๑۩۞۩๑ Kitap Dünyası - İlim Dünyası Kütüphanesi ๑۩۞۩๑ => Süneni Ebu Davud => Konuyu başlatan: Zehibe üzerinde 30 Nisan 2012, 18:17:06



Konu Başlığı: Ordu İçerisinden Gönderilen Seriyye Birliklerine Nefel Verilmesi
Gönderen: Zehibe üzerinde 30 Nisan 2012, 18:17:06
145. Ordu İçerisinden Gönderilen Seriyye Birliklerine Nefel Verilmesi


 

2741. ...İbn Ömer'den demiştir ki:

Rasûlullah, (s.a.) bizi bir askeri birlik içerisinde (seriyye olarak) Necid taraflarına göndermişti. Seriyye ordudan ayrıldı (yaptığımız bas­kın sonunda bizim) seriyyenin (fertlerinin herbirinin) hisseleri onikişer deve idi. (Rasûlullah sallallahü aleyhi ve sellem) seriyye askerleri ne nefel olarak birer deve daha verdi de onların hisseleri on üçer (de­ve) oldu.[385]

 
Açıklama

 

Seriyye; dörtyüze kadar olan askerî bir bölüktür. "Seriyye" lafzı geceleyin   yuruyuş   demek  olan  seradan alınmıştır.[386] Necd; Hicazın Irak tarafına düşen kısmıdır. Rivayete göre; Hz. Abdullah b. Ömer'in de iştirak ettiği bu seriyye, on kişiden ibaretmiş. Gani­met olarak 150 deve almışlar. Bunlardan otuz tanesini Peygamber (s.a.) al­mış. Kalan 120 deveyi, on kişi aralarında taksim etmişler. Kendilerine Peygamber (s.a.) tarafından birer deve de nefel olarak verilmiş. Ulemadan bazıları oniki devenin bütün gazilere verilen yekûn olduğunu söylemişlerse de Nevevî bunun hata olduğunu ifade etmiştir. Çünkü Ebû Davud'un bazı rivayetlerinde, oniki devenin bir gaziye isabet ettiği açıklanmıştır.
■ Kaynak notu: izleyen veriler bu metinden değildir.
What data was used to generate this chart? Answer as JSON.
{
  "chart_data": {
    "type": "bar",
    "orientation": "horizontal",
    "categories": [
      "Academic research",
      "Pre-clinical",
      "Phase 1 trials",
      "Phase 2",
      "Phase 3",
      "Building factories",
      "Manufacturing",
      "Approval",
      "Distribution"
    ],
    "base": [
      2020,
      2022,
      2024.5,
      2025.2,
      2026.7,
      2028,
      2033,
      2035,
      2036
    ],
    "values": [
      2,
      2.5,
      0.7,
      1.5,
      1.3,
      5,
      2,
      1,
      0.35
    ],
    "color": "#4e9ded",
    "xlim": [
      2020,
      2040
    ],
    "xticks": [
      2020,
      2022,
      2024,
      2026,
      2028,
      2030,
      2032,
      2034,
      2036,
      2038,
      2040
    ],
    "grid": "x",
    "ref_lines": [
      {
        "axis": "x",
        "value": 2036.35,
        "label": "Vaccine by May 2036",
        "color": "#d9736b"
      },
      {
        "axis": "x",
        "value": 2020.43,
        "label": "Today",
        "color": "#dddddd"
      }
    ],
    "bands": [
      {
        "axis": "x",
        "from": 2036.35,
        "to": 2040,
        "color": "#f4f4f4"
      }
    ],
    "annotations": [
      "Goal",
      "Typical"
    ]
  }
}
Rivayetlerin birinde oniki, yahut onbir denilerek şek edimiştir. İbn Ab-dilberr'in beyanına göre, *el Muvatta' ravilerinden Velid b. Müslim'den baş­kası onuşekk'li rivayet etmişlerdir. Nafi'in diğer ravileri ise "on ikişer" diye seksiz söylemişlerdir.

Bazı rivayetlerde: Nefel verildi" denirken bir rivayette de "Rasûlullah sallallahü aleyhi vesellem nefel olarak verdi" deniliyor. Bunların arası şöyle bulunur: Seriyye kumandanı arkadaşlarına nefeli taksim etmiş; paygamber sallallahü aleyhi ve sellem de buna cevaz ve izin vermiştir. Bu suretle bu işin ikisine de nisbeti sahih olmuştur.[387]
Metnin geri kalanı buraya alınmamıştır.